When Hurrell studied the combined effects of ENSO and the NAO, he found that they explained nearly half of the wintertime temperature variation across the Northern Hemisphere. The moisture and clouds driven inland by El Niño and the NAO's positive mode help impede the radiation from earth to space that can produce intense winter cold. Thus, the continents stay warmer than normal, while the cooling of marine air is tempered by the presence of water below. Overall, the hemisphere warms--especially near the surface.
Statistics provide another tool for making sense out of the quirks in the El Niño record. Trenberth and NCAR colleague Timothy Hoar used a statistical technique to extrapolate the past century's data and see how a million years of El Niños and La Niñas might look. The simulation suggests that an event as long-lived as the 1990-95 El Niño would be expected only about once per 2,000 years unless some long-term change was pushing the climate system in that direction. Follow-up work--and the 1997-98 El Niño--reinforced the conclusion that ENSO has been behaving strangely since the 1970s.

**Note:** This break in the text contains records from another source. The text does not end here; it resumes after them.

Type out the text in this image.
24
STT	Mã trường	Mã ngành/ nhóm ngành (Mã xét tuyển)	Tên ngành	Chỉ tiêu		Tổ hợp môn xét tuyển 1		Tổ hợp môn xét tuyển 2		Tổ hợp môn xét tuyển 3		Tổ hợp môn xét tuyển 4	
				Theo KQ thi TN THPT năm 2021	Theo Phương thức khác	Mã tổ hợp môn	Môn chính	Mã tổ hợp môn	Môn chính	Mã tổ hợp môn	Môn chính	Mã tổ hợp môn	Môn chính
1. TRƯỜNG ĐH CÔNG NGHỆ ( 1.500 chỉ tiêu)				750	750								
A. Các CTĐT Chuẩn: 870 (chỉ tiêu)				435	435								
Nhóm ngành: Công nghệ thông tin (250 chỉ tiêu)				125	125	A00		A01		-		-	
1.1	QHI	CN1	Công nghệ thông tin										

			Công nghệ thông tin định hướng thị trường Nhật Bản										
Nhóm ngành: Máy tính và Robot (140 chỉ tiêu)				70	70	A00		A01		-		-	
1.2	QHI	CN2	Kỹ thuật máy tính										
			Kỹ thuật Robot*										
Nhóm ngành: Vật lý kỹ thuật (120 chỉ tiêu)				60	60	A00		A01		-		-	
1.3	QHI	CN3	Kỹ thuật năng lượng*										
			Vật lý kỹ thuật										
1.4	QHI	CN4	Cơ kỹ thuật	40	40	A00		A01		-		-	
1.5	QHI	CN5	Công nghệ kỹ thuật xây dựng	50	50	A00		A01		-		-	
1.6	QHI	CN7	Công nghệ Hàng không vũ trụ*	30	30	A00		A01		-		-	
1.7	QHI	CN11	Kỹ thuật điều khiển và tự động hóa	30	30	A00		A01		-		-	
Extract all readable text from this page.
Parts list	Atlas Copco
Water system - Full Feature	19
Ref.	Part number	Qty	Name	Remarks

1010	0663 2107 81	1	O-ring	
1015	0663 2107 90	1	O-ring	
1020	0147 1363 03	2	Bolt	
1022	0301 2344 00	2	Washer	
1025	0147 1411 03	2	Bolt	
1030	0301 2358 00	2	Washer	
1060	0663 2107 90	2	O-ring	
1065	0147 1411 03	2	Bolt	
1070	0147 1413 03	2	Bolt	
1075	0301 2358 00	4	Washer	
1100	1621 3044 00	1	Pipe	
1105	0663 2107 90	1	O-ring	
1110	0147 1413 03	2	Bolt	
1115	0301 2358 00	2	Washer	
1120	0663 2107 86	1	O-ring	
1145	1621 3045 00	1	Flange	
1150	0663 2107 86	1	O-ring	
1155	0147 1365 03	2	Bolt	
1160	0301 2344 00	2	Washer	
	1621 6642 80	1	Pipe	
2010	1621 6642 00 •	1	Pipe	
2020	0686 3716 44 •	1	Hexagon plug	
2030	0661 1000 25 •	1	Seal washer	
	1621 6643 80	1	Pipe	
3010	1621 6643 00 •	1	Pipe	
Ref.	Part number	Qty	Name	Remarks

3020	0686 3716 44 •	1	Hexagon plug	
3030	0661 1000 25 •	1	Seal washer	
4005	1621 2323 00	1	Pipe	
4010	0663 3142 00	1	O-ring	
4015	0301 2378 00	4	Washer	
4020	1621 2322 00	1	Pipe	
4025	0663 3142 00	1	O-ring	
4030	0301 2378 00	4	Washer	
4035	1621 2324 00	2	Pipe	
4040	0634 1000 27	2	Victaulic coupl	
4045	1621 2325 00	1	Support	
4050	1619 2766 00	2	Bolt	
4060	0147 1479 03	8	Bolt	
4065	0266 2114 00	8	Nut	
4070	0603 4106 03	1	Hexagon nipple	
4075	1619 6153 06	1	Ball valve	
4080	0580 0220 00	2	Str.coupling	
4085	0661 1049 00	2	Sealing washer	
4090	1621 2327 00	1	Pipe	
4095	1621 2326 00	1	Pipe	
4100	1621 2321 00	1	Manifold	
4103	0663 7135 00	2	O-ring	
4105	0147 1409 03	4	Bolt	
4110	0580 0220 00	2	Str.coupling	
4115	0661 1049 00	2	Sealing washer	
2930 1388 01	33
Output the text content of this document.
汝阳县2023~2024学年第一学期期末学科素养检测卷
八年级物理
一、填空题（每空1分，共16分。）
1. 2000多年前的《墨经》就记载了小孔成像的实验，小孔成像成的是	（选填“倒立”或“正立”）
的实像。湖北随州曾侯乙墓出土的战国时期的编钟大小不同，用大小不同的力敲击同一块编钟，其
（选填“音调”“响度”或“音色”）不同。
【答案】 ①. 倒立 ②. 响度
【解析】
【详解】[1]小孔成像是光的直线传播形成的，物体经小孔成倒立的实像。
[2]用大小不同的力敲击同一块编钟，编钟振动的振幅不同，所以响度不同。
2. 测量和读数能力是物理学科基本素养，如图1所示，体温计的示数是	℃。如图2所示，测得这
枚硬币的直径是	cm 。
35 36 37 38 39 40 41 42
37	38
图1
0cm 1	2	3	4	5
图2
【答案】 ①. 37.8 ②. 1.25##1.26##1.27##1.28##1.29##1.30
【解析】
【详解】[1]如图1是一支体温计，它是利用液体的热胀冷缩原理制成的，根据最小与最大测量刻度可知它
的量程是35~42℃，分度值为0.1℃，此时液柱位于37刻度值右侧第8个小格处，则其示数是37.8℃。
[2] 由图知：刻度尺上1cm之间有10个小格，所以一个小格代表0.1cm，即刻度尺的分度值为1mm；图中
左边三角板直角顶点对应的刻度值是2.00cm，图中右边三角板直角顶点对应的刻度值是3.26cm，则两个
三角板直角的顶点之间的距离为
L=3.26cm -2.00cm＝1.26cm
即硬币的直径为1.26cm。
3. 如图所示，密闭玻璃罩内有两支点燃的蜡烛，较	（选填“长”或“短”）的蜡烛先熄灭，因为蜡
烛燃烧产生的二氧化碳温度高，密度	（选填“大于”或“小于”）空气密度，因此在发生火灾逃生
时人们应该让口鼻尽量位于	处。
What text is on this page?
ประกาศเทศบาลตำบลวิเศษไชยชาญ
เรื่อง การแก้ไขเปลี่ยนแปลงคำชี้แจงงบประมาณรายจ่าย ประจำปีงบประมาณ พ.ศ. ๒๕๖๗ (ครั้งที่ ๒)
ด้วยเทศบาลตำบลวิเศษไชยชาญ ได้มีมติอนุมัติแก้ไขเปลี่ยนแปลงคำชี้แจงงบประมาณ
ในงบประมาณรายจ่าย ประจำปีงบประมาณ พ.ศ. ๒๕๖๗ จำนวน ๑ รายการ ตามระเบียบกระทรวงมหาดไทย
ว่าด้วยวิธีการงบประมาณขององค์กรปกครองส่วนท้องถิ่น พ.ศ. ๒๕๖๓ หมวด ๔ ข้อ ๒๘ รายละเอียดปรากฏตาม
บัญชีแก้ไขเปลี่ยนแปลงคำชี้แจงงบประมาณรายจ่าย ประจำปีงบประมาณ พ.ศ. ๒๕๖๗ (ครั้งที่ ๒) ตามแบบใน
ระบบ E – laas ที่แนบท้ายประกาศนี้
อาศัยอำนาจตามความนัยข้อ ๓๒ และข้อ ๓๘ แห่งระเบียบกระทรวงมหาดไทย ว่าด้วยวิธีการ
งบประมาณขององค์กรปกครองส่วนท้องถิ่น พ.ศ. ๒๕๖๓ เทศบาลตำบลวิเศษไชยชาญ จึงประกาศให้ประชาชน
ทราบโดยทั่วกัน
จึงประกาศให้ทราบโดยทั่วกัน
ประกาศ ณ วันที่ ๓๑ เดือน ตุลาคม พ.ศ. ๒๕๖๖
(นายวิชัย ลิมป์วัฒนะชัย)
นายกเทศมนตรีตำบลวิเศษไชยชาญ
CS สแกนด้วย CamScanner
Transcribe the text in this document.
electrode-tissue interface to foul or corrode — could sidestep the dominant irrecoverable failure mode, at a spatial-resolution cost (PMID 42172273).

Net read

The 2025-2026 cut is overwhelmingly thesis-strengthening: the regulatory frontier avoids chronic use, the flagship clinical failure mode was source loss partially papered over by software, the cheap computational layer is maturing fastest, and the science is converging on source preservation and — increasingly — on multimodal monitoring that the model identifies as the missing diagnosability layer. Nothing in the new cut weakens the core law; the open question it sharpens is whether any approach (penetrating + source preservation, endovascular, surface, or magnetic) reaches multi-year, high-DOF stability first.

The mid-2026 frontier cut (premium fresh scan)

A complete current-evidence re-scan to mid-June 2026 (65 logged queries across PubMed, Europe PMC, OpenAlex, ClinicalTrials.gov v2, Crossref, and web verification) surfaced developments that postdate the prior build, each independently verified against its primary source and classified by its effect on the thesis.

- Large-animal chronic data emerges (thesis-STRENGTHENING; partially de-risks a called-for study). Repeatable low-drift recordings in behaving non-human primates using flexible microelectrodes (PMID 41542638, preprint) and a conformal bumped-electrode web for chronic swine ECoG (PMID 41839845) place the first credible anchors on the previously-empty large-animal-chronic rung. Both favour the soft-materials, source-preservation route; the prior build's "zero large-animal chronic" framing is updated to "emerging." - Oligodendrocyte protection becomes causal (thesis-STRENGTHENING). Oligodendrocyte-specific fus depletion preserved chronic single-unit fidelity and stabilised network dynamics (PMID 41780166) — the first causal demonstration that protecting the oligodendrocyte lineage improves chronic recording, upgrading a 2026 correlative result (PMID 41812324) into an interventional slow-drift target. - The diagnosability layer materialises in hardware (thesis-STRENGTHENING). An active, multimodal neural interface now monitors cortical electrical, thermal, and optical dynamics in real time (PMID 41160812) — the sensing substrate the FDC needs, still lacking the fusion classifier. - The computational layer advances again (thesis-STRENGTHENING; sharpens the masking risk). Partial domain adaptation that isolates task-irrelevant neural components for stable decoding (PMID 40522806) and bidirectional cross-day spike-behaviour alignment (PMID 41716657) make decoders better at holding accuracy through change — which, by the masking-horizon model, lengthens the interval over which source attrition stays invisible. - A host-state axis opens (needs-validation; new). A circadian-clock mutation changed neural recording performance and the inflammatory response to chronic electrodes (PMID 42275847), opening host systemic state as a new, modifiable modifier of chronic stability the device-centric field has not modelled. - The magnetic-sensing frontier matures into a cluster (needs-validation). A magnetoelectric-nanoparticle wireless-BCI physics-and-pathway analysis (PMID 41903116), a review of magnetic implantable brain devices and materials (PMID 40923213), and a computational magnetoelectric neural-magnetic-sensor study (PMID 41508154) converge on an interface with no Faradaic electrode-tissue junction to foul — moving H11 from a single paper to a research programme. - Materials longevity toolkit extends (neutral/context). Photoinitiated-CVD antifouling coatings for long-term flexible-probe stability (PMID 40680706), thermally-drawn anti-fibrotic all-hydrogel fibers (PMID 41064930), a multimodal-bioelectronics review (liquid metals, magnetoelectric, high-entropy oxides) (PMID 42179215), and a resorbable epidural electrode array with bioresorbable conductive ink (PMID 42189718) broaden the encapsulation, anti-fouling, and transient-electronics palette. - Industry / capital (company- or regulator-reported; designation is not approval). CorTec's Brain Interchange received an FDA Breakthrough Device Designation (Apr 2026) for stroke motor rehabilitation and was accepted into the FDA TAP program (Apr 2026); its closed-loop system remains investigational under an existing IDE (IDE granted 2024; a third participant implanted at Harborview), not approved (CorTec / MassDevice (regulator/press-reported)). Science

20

It's easier to make statistical statements about ENSO events as a group than to produce one in a computer model. The ocean-atmosphere twitches that set off each El Niño or La Niña are too subtle and varied to be captured by most of today's models. Glantz notes that the most confident forecasts of the 1997-98 El Niño weren't issued until ocean buoy data settled the disagreement among computer models in June 1997. Still, that provided policy makers and the public with a useful few months' warning of the potential effects. An analysis by Trenberth found that several models were on track by early 1997, most models did a good job of predicting El Niño's December 1997 peak, and at least one global circulation model successfully pointed to regions where classic and not-so-classic El Niño effects would occur.
In 1998, Glantz launched a collaboration with the United Nations University, based in Tokyo, to help Pacific Rim nations collaborate on mitigating ENSO's effects. The program kicked off in July 1998 at NCAR with the world's first summit centered on La Niña. The meeting gathered several dozen global experts to discuss what is known about El Niño's less-studied counterpart. As with his El Niño book, Glantz's timing was impeccable: the meeting took place just as a new La Niña appeared to be brewing in the Pacific.